Oswego State, under the leadership of President Stanley, has been a leading light among colleges and universities in New York State and in the country in this effort. Being one of the charter members of the 675 schools in the American College & University Presidents' Climate Commitment (ACUPCC) it has committed to become climate neutral and sustainable in operations, provide the educated workforce and help the City of Oswego and the surrounding region improve economically and socially as well as deal with the rapid environmental challenges that are becoming more evident daily - witness Hurricane Sandy, wildfires and drought across the country and the devastating floods in Colorado. (There are 53 ACUPCC members in NY State; 17 in the SUNY system.)
The Shineman Center is an important early prototype of how we must renovate the 75% of existing buildings that will still be in existence in 40 years and how we must build all new buildings. Not just because of the health, environmental and productivity attributes for students and faculty which are critical. It is also because the building will greatly enhance the kind of transdisciplinary and cross-sectoral learning community that President Stanley and many other leaders in higher education, business and communities deem to be essential.

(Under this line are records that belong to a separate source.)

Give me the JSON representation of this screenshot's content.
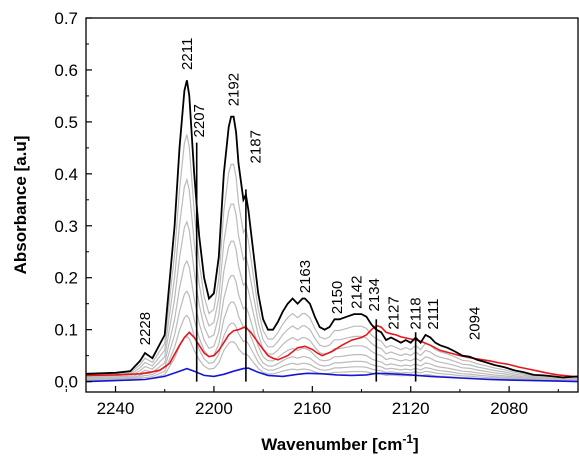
{
  "chart_data": {
    "type": "line",
    "xlabel": "Wavenumber [cm",
    "xlabel_sup": "-1",
    "xlabel_end": "]",
    "ylabel": "Absorbance [a.u]",
    "xlim": [
      2252,
      2052
    ],
    "ylim": [
      -0.02,
      0.7
    ],
    "x_reversed": true,
    "grid": false,
    "legend": "none",
    "x_ticks": [
      2240,
      2200,
      2160,
      2120,
      2080
    ],
    "x_tick_labels": [
      "2240",
      "2200",
      "2160",
      "2120",
      "2080"
    ],
    "y_ticks": [
      0.0,
      0.1,
      0.2,
      0.3,
      0.4,
      0.5,
      0.6,
      0.7
    ],
    "y_tick_labels": [
      "0.0",
      "0.1",
      "0.2",
      "0.3",
      "0.4",
      "0.5",
      "0.6",
      "0.7"
    ],
    "colors": {
      "top": "#000000",
      "intermediate": "#bbbbbb",
      "red": "#e8161c",
      "blue": "#1515d6"
    },
    "series": [
      {
        "role": "top",
        "x": [
          2252,
          2240,
          2234,
          2230,
          2228,
          2225,
          2220,
          2216,
          2214,
          2212,
          2211,
          2210,
          2208,
          2206,
          2204,
          2202,
          2200,
          2198,
          2196,
          2194,
          2193,
          2192,
          2191,
          2190,
          2188,
          2187,
          2186,
          2184,
          2182,
          2180,
          2178,
          2176,
          2174,
          2172,
          2170,
          2168,
          2166,
          2164,
          2163,
          2161,
          2159,
          2157,
          2155,
          2153,
          2151,
          2149,
          2146,
          2143,
          2140,
          2138,
          2136,
          2134,
          2132,
          2130,
          2128,
          2126,
          2124,
          2122,
          2120,
          2118,
          2116,
          2114,
          2112,
          2110,
          2108,
          2105,
          2102,
          2099,
          2096,
          2093,
          2090,
          2086,
          2082,
          2078,
          2074,
          2070,
          2066,
          2062,
          2058,
          2052
        ],
        "y": [
          0.015,
          0.017,
          0.02,
          0.04,
          0.055,
          0.045,
          0.09,
          0.3,
          0.45,
          0.56,
          0.58,
          0.55,
          0.4,
          0.28,
          0.2,
          0.16,
          0.17,
          0.24,
          0.4,
          0.49,
          0.51,
          0.51,
          0.48,
          0.42,
          0.35,
          0.36,
          0.33,
          0.25,
          0.17,
          0.12,
          0.1,
          0.1,
          0.115,
          0.135,
          0.15,
          0.16,
          0.15,
          0.16,
          0.16,
          0.15,
          0.125,
          0.105,
          0.1,
          0.105,
          0.12,
          0.12,
          0.125,
          0.13,
          0.13,
          0.125,
          0.11,
          0.1,
          0.095,
          0.08,
          0.085,
          0.08,
          0.075,
          0.08,
          0.075,
          0.085,
          0.075,
          0.09,
          0.085,
          0.075,
          0.07,
          0.065,
          0.058,
          0.05,
          0.048,
          0.042,
          0.038,
          0.032,
          0.028,
          0.022,
          0.018,
          0.013,
          0.012,
          0.01,
          0.008,
          0.01
        ]
      },
      {
        "role": "red",
        "x": [
          2252,
          2240,
          2230,
          2226,
          2222,
          2218,
          2214,
          2212,
          2210,
          2208,
          2206,
          2204,
          2202,
          2200,
          2198,
          2196,
          2194,
          2192,
          2190,
          2188,
          2187,
          2185,
          2182,
          2180,
          2178,
          2176,
          2174,
          2170,
          2166,
          2163,
          2160,
          2158,
          2156,
          2152,
          2148,
          2144,
          2140,
          2138,
          2136,
          2134,
          2132,
          2130,
          2128,
          2126,
          2124,
          2120,
          2116,
          2112,
          2108,
          2104,
          2100,
          2096,
          2092,
          2088,
          2084,
          2080,
          2076,
          2072,
          2068,
          2064,
          2060,
          2052
        ],
        "y": [
          0.012,
          0.013,
          0.015,
          0.018,
          0.022,
          0.035,
          0.07,
          0.085,
          0.095,
          0.085,
          0.07,
          0.055,
          0.048,
          0.05,
          0.06,
          0.075,
          0.09,
          0.098,
          0.1,
          0.104,
          0.104,
          0.095,
          0.075,
          0.062,
          0.05,
          0.045,
          0.042,
          0.05,
          0.065,
          0.068,
          0.062,
          0.055,
          0.05,
          0.058,
          0.07,
          0.08,
          0.085,
          0.09,
          0.1,
          0.108,
          0.105,
          0.095,
          0.092,
          0.09,
          0.086,
          0.082,
          0.078,
          0.07,
          0.06,
          0.055,
          0.05,
          0.046,
          0.043,
          0.04,
          0.036,
          0.033,
          0.028,
          0.024,
          0.02,
          0.016,
          0.013,
          0.009
        ]
      },
      {
        "role": "blue",
        "x": [
          2252,
          2240,
          2228,
          2220,
          2214,
          2211,
          2208,
          2204,
          2200,
          2196,
          2192,
          2188,
          2186,
          2182,
          2178,
          2172,
          2166,
          2162,
          2156,
          2150,
          2144,
          2138,
          2134,
          2128,
          2120,
          2112,
          2104,
          2096,
          2088,
          2080,
          2070,
          2060,
          2052
        ],
        "y": [
          0.0,
          0.002,
          0.004,
          0.01,
          0.02,
          0.025,
          0.02,
          0.012,
          0.01,
          0.014,
          0.02,
          0.025,
          0.026,
          0.018,
          0.012,
          0.01,
          0.014,
          0.016,
          0.015,
          0.013,
          0.012,
          0.013,
          0.016,
          0.015,
          0.013,
          0.01,
          0.008,
          0.006,
          0.004,
          0.003,
          0.002,
          0.001,
          0.0
        ]
      }
    ],
    "intermediate_scales": [
      0.82,
      0.67,
      0.53,
      0.4,
      0.3,
      0.22,
      0.15
    ],
    "peak_labels": [
      {
        "text": "2228",
        "x": 2228,
        "y": 0.07
      },
      {
        "text": "2211",
        "x": 2211,
        "y": 0.6
      },
      {
        "text": "2207",
        "x": 2206,
        "y": 0.47
      },
      {
        "text": "2192",
        "x": 2192,
        "y": 0.53
      },
      {
        "text": "2187",
        "x": 2183,
        "y": 0.42
      },
      {
        "text": "2163",
        "x": 2163,
        "y": 0.17
      },
      {
        "text": "2150",
        "x": 2150,
        "y": 0.13
      },
      {
        "text": "2142",
        "x": 2142,
        "y": 0.14
      },
      {
        "text": "2134",
        "x": 2135,
        "y": 0.135
      },
      {
        "text": "2127",
        "x": 2127,
        "y": 0.1
      },
      {
        "text": "2118",
        "x": 2118,
        "y": 0.1
      },
      {
        "text": "2111",
        "x": 2111,
        "y": 0.1
      },
      {
        "text": "2094",
        "x": 2094,
        "y": 0.08
      }
    ],
    "marker_lines": [
      {
        "x": 2207,
        "y_bottom": 0.0,
        "y_top": 0.46
      },
      {
        "x": 2187,
        "y_bottom": 0.0,
        "y_top": 0.37
      },
      {
        "x": 2134,
        "y_bottom": 0.0,
        "y_top": 0.12
      },
      {
        "x": 2118,
        "y_bottom": 0.0,
        "y_top": 0.095
      }
    ]
  }
}
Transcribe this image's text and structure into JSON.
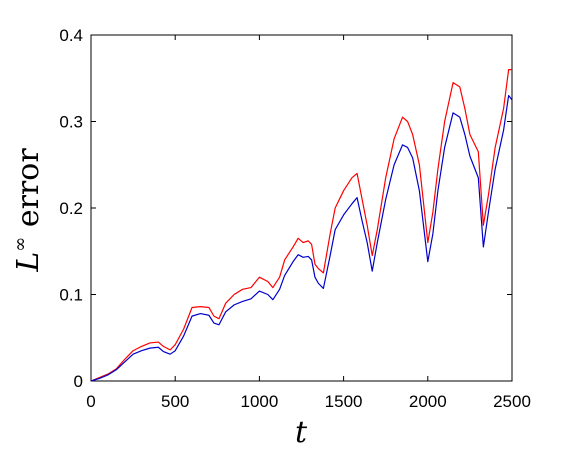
{
  "chart_data": {
    "type": "line",
    "title": "",
    "xlabel": "t",
    "ylabel_main": "L",
    "ylabel_sup": "∞",
    "ylabel_rest": " error",
    "xlim": [
      0,
      2500
    ],
    "ylim": [
      0,
      0.4
    ],
    "xticks": [
      0,
      500,
      1000,
      1500,
      2000,
      2500
    ],
    "xtick_labels": [
      "0",
      "500",
      "1000",
      "1500",
      "2000",
      "2500"
    ],
    "yticks": [
      0,
      0.1,
      0.2,
      0.3,
      0.4
    ],
    "ytick_labels": [
      "0",
      "0.1",
      "0.2",
      "0.3",
      "0.4"
    ],
    "grid": false,
    "legend": "none",
    "series": [
      {
        "color": "#ff0000",
        "x": [
          0,
          50,
          100,
          150,
          200,
          250,
          300,
          350,
          400,
          430,
          470,
          500,
          550,
          600,
          650,
          700,
          730,
          760,
          800,
          850,
          900,
          950,
          1000,
          1050,
          1080,
          1120,
          1150,
          1200,
          1230,
          1260,
          1290,
          1310,
          1330,
          1350,
          1380,
          1420,
          1450,
          1500,
          1550,
          1580,
          1610,
          1640,
          1670,
          1700,
          1750,
          1800,
          1850,
          1880,
          1910,
          1950,
          2000,
          2030,
          2060,
          2100,
          2150,
          2190,
          2220,
          2250,
          2300,
          2330,
          2360,
          2400,
          2450,
          2480,
          2500
        ],
        "values": [
          0.0,
          0.004,
          0.008,
          0.014,
          0.025,
          0.035,
          0.04,
          0.044,
          0.045,
          0.04,
          0.036,
          0.042,
          0.06,
          0.085,
          0.086,
          0.085,
          0.075,
          0.072,
          0.09,
          0.1,
          0.106,
          0.108,
          0.12,
          0.115,
          0.108,
          0.12,
          0.14,
          0.155,
          0.165,
          0.16,
          0.162,
          0.158,
          0.135,
          0.13,
          0.125,
          0.17,
          0.2,
          0.22,
          0.235,
          0.24,
          0.21,
          0.18,
          0.145,
          0.175,
          0.235,
          0.28,
          0.305,
          0.3,
          0.285,
          0.25,
          0.16,
          0.195,
          0.245,
          0.3,
          0.345,
          0.34,
          0.315,
          0.285,
          0.265,
          0.18,
          0.215,
          0.27,
          0.315,
          0.36,
          0.36
        ]
      },
      {
        "color": "#0000cc",
        "x": [
          0,
          50,
          100,
          150,
          200,
          250,
          300,
          350,
          400,
          430,
          470,
          500,
          550,
          600,
          650,
          700,
          730,
          760,
          800,
          850,
          900,
          950,
          1000,
          1050,
          1080,
          1120,
          1150,
          1200,
          1230,
          1260,
          1290,
          1310,
          1330,
          1350,
          1380,
          1420,
          1450,
          1500,
          1550,
          1580,
          1610,
          1640,
          1670,
          1700,
          1750,
          1800,
          1850,
          1880,
          1910,
          1950,
          2000,
          2030,
          2060,
          2100,
          2150,
          2190,
          2220,
          2250,
          2300,
          2330,
          2360,
          2400,
          2450,
          2480,
          2500
        ],
        "values": [
          0.0,
          0.003,
          0.007,
          0.013,
          0.022,
          0.031,
          0.035,
          0.038,
          0.039,
          0.034,
          0.031,
          0.035,
          0.052,
          0.075,
          0.078,
          0.076,
          0.067,
          0.065,
          0.08,
          0.088,
          0.092,
          0.095,
          0.104,
          0.1,
          0.094,
          0.106,
          0.122,
          0.138,
          0.146,
          0.143,
          0.144,
          0.14,
          0.12,
          0.113,
          0.107,
          0.145,
          0.175,
          0.192,
          0.205,
          0.212,
          0.185,
          0.16,
          0.127,
          0.16,
          0.21,
          0.25,
          0.273,
          0.27,
          0.258,
          0.22,
          0.138,
          0.17,
          0.22,
          0.27,
          0.31,
          0.305,
          0.285,
          0.26,
          0.235,
          0.155,
          0.195,
          0.245,
          0.29,
          0.33,
          0.325
        ]
      }
    ]
  }
}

Can we do this? Yes, thousands of businesses and communities are heading down this path. As the old saying goes, "Necessity is the mother of invention". They cannot succeed without higher education, the anchor institutions for social, community and economic development as a full partner in anticipating and informing society of the challenges we face, finding and modeling solutions. Higher education is the primary secular sector in society designed with a long-term focus. It is the only one with the ability to provide the knowledge and skills that all today's and tomorrow's businesses, government and professionals - architects, engineers, attorneys, business leaders, scientists, urban planners, policy analysts, cultural and spiritual leaders, health professionals, teachers, journalists, advocates, activists, and politicians - will need on a broad scale. What we must do is make the seemingly impractical or impossible inevitable as we have done so many times in society - witness the elimination of many infectious diseases, modern medicine, space travel and improving human rights among many human achievements. The unprecedented challenge we now face provides the greatest opportunity that higher education has ever had to demonstrate its crucial and ever-growing importance to society, especially in a time where higher education is under pressure because of accessibility and affordability issues. If we don't who will? It is not likely to be the government with its 2, 4 and 6 year election cycles, nor business with its focus on quarterly earnings. It is we in higher education that must lead the way as we have in providing the education, research and community outreach which has made modern life possible to date.
Thank you, President Stanley for your vision, leadership and commitment and to the entire Oswego State and greater Oswego community for your commitment to creating a healthy, just and sustainable society for all current and future generations - it is deeply moving and inspiring.